Emerging Playwrights Lab Reading SERIES 2026
JULY 18-26, 2026
ATWATER VILLAGE THEATRE
FREE ADMISSION. Reservations Recommended.
IAMA Theatre Company presents staged readings of six new plays written by members of the company’s 2025-26 Emerging Playwrights Lab. Readings will take place over the course of two weekends, July 18 through July 27, at the Atwater Village Theatre. Admission is free and open to the public; reservations are recommended.
Making up the Lab’s Class of ’26 are Andrew Grace, Aja Houston, Josh Levine, Tyree Marshall, Samah Meghjee, and Erica Wachs. The six playwrights met on a monthly basis during their one-year residency to share and develop work in a peer-guided format led by program director Nicholas Pilapil, himself an IAMA Playwrights Lab alumnus. Pilapil’s play, The Bottoming Process, developed in the inaugural 2019-20 Lab, was produced by IAMA in a co-production with the Los Angeles LGBT Center in 2023. Also developed in the 2019-20 Lab, Job by Max Wolf Friedlich, went on to receive a Broadway run from July 15 through October 27, 2024.
SCHEDULE OF READINGS: JULY 18-19 & 24-26, 2026
SATURday, July 18 at 8 p.m.:
Play On by Andrew Grace. Directed by Yari Cervas.
A journalist reunites with his childhood friends to uncover how the video games and technology they grew up loving ultimately drove them apart. Moving between their present-day lives and their adventures inside the games they played as kids, he searches for a way to reconnect before it's game over for good..
SUNday, July 19 at 8 p.m.:
Blood Party by Samah Meghjhee. Directed by Nikki DiLoreto.
It's Anisa's birthday party - I mean, blood party - I mean, wajib party! Anisa finally got her period at 17 years old, and her mom is throwing her a coming-of-age party in the park. Her mosque friends come, her school friends come, no one is getting along, and everyone is trying to figure out Anisa's secret.
FRIday, July 24 at 8 p.m.:
Joy Black Club by Aja Houston.

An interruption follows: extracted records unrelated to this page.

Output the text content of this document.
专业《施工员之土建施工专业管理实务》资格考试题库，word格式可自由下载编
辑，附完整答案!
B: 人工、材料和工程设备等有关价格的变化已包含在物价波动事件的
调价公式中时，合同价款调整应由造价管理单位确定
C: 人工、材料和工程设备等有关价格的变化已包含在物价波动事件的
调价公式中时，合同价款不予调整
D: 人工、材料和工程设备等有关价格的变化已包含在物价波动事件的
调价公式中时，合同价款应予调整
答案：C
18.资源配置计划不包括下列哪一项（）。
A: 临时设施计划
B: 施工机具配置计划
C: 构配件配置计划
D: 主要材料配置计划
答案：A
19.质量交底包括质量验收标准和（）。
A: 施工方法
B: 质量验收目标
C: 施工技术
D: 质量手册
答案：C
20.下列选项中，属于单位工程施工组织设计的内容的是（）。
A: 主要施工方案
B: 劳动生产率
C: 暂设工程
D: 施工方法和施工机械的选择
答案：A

Directed by Roz Bevan.
In this magically absurd play with music (not a musical) spanning classical, rock and roll, and country genres, we follow a devastated Melancholy who after losing her high-powered job in a massive DEIA purge, joins a Black activist group to aid her getting retribution. Instead its vibrant members challenge her to first discover what society, family, and even herself has blocked her from experiencing —radical joy.
SATURday, July 25 at 8 p.m.:
You Will Burn by Tyree Marshall. Directed by Melissa Coleman-Reed.

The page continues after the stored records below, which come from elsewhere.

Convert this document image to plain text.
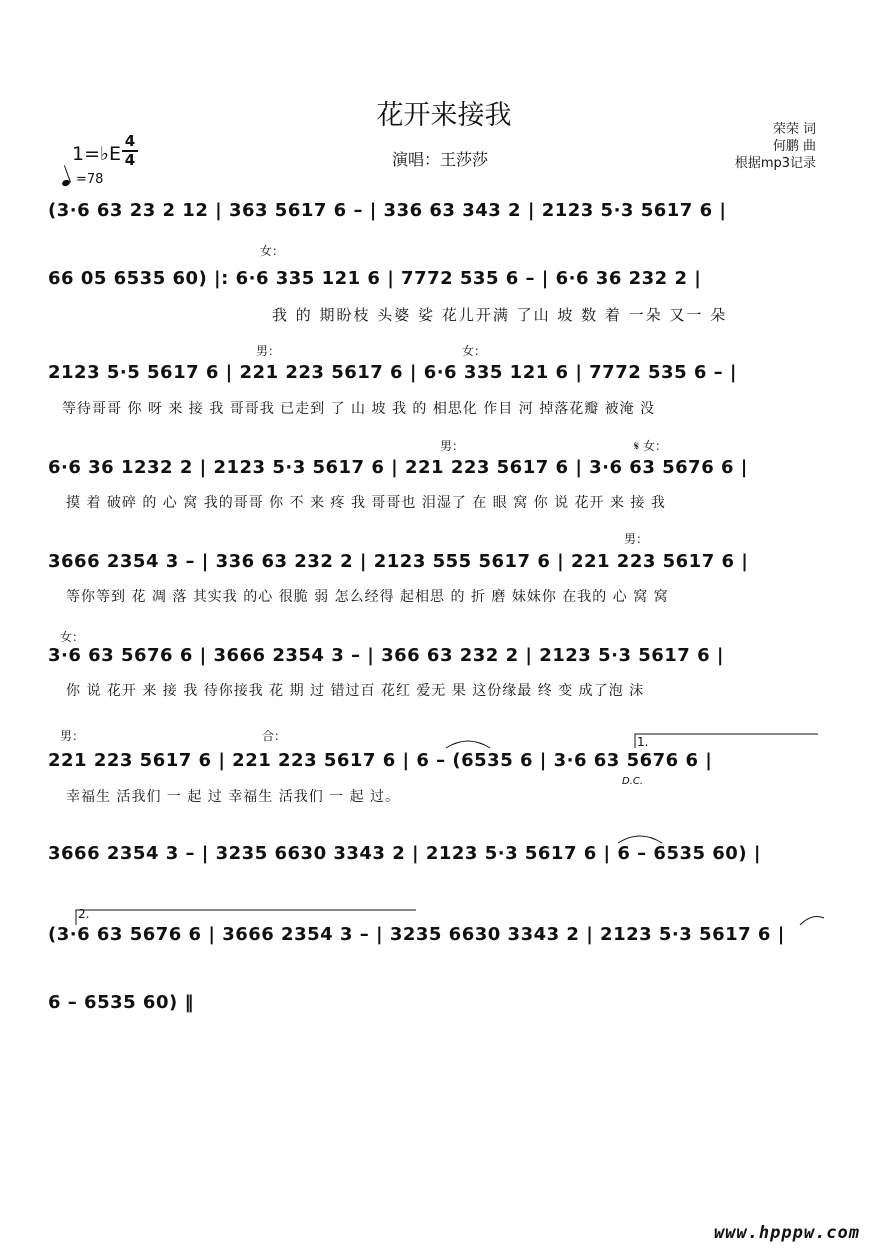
花开来接我
1=♭E
4
4
=78
演唱：王莎莎
荣荣 词
何鹏 曲
根据mp3记录
(3·6 63 23 2 12 | 363 5617 6 – | 336 63 343 2 | 2123 5·3 5617 6 |
女：
66 05 6535 60) |: 6·6 335 121 6 | 7772 535 6 – | 6·6 36 232 2 |
我 的 期盼枝 头婆 娑 花儿开满 了山 坡 数 着 一朵 又一 朵
男：	女：
2123 5·5 5617 6 | 221 223 5617 6 | 6·6 335 121 6 | 7772 535 6 – |
等待哥哥 你 呀 来 接 我 哥哥我 已走到 了 山 坡 我 的 相思化 作目 河 掉落花瓣 被淹 没
男：	𝄋 女：
6·6 36 1232 2 | 2123 5·3 5617 6 | 221 223 5617 6 | 3·6 63 5676 6 |
摸 着 破碎 的 心 窝 我的哥哥 你 不 来 疼 我 哥哥也 泪湿了 在 眼 窝 你 说 花开 来 接 我
男：
3666 2354 3 – | 336 63 232 2 | 2123 555 5617 6 | 221 223 5617 6 |
等你等到 花 凋 落 其实我 的心 很脆 弱 怎么经得 起相思 的 折 磨 妹妹你 在我的 心 窝 窝
女：
3·6 63 5676 6 | 3666 2354 3 – | 366 63 232 2 | 2123 5·3 5617 6 |
你 说 花开 来 接 我 待你接我 花 期 过 错过百 花红 爱无 果 这份缘最 终 变 成了泡 沫
男：	合：	1.
221 223 5617 6 | 221 223 5617 6 | 6 – (6535 6 | 3·6 63 5676 6 |
D.C.
幸福生 活我们 一 起 过 幸福生 活我们 一 起 过。
3666 2354 3 – | 3235 6630 3343 2 | 2123 5·3 5617 6 | 6 – 6535 60) |
2.
(3·6 63 5676 6 | 3666 2354 3 – | 3235 6630 3343 2 | 2123 5·3 5617 6 |
6 – 6535 60) ‖
www.hpppw.com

At a quarterly board meeting for the East Indiana Youth Symphony Orchestra, Sylvia and Dennis discover that the corrupt organization they work for is a far deeper hell than they could have ever imagined.
SUNday, July 26 at 2 p.m.:
Bury Your Ledes by Erica Wachs. Directed by Johannah Maynard Edward.
In the fall of 1990, Ann, a college freshman, is outed as a lesbian by her college newspaper. 36 years later, Ann is now the host of a Chicago morning show—locally respected, yet ambitious for more. But just as Ann starts to uncover the story she knows will propel her to national attention, her source begins to doubt going public. As the past increasingly mirrors the present, Ann must decide which secrets are worth revealing, and which should stay in the closet. At once a memory and a morality play, Bury Your Ledes asks what the real cost is of telling the truth.
Sunday, July 26 at 8 p.m.:
Oskar, The Amazing and Magnificent by Josh Levine. Directed by Jennifer Chambers.
Oskar, a young, wanna-be magician, is filled with longing — for his best friend Gerti, for a life he's only heard of in America, for a trick that will make the world notice him. When he meets Josephine, a young Black photojournalist traveling to Berlin for the 1936 Olympics, he comes face to face with the true cost of wanting to disappear.